THE ELEVATED EDITION
A 2016 2cd/1dvd ‘Elevated Edition’ of Jethro Tull’s brilliant 1969 sophomore release featuring stereo and 5.1 mixes by Steven Wilson.
* Original album and bonus tracks (including a previously unreleased Bouree) mixed in 5.1 surround and stereo by Steven Wilson.
* 96/24 flat transfer of the original stereo master tapes, and the original mono and stereo mixes of Living In The Past and Driving Song.
* Video of the band performing two songs live in January 1969.
* Presented in the ‘book set’ format of the recent JT reissues.
* A 112-page booklet with an extensive history of the album, track-by-track annotations by Ian Anderson, and rare and unseen photographs.
* The original album’s iconic pop-up artwork designed by James Grashow.
The first disc features Steven Wilson’s stereo mixes of the original album, four songs recorded at the BBC, single mixes for Living In The Past and Driving Song and more.
The second disc captures Jethro Tull performing live in Sweden, where the band opened for Jimi Hendrix in January 1969. Recorded only a few weeks after Martin Barre joined the band, the concert includes songs from the band’s debut in addition to two songs destined for Stand Up. Rounding out the disc are mono single mixes of Living In The Past and Driving Song, plus two radio spots promoting the album.
The DVD includes concert footage of the band performing To Be Sad Is A Mad Way To Be and Back To The Family.
‘A crucial album.’ – Popmatters
MORE ABOUT THE ALBUM
The recording sessions for this album started in April ’69. One month later, the band scored their first U.K. hit with “Living In The Past,” which charted at #3 (included in the remastered release).. Starting with “Stand Up,” the band’s use of dynamics, Celtic Folk, and classically-oriented tonal structures, along with Ian Anderson’s flute playing and songwriting, became Jethro Tull’s signature. Simply put, “Stand Up” was the genesis of Tull’s sound and, not surprisingly, is one of Anderson’s favorite Tull records.

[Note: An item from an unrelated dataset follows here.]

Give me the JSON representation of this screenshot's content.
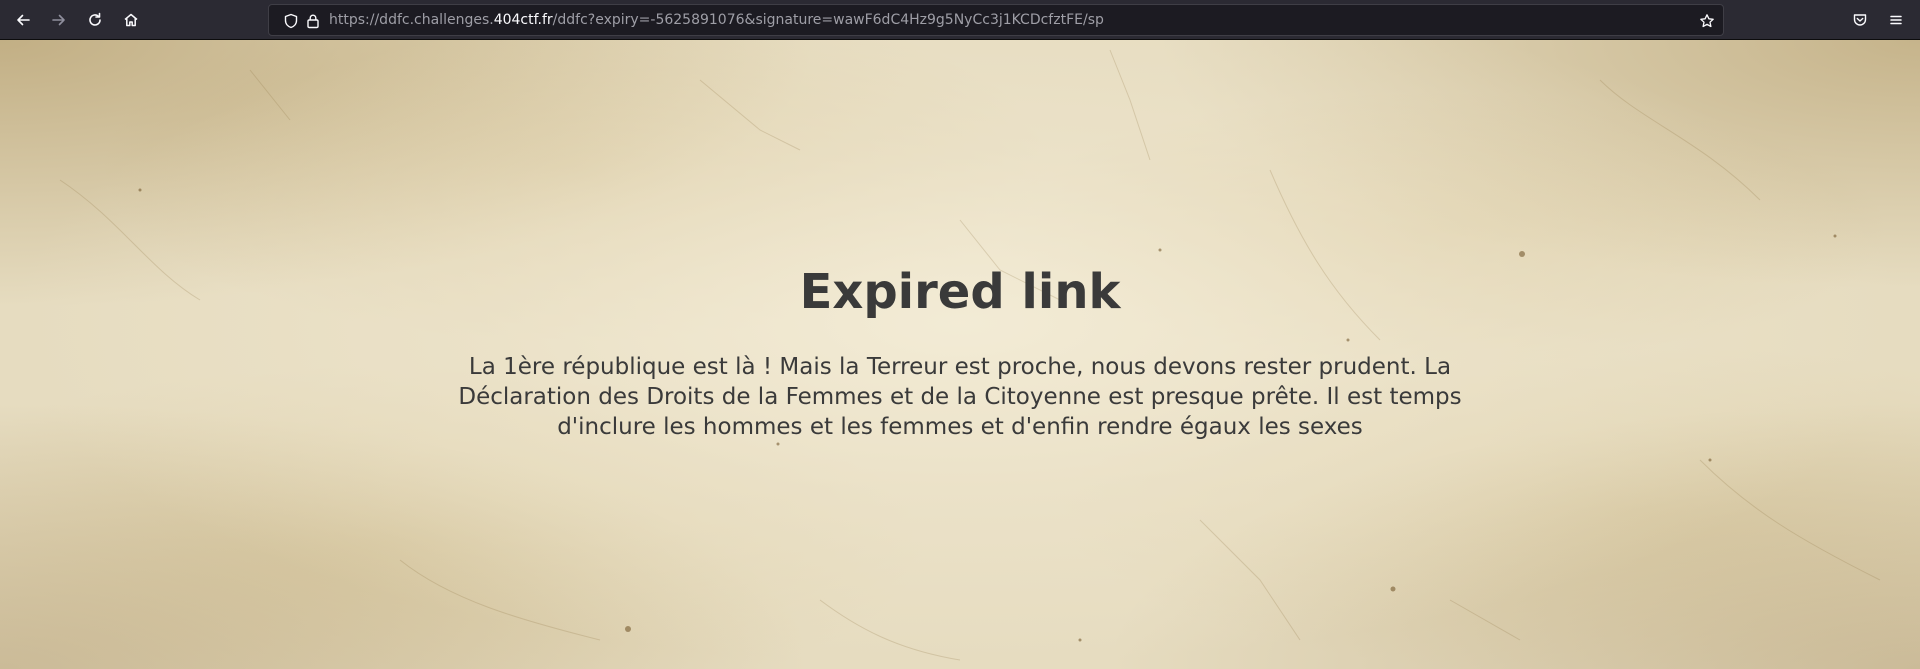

Reflecting back, “Stand Up” seems an obvious career turn but at its release, the reality was Tull risked a great deal. The turn from the blue-orientated approach displeased important Tull radio and promoter connections.
“A New Day Yesterday” is almost a holdover from “This Was” with its blues-stylings while “Nothing is Easy,” common in concert sets, is a blues-jazz fusion. “Bouree,” a “cocktail jazz” (Ian’s words) rework of a J.S. Bach classical piece, would become a Tull classic and an almost must for any concert set. Many Tull fans presume Far Eastern influences on the band’s music begin with Anderson’s solo album “Divinities.” Yet, traces can be found in “Fat Man” (sometimes considered a jab at departed guitarist Mick Abrahams) and “Jeffrey Goes to Leicester Square,” one of three Tull songs devoted to Ian’s boyhood friend Jeffrey Hammond who would later join the band.
While hardly a “concept” album, lyrically the album devotes a lot to Anderson’s relationship with his parents (a subject continued on “Benefit”) and coping with new found pop stardom.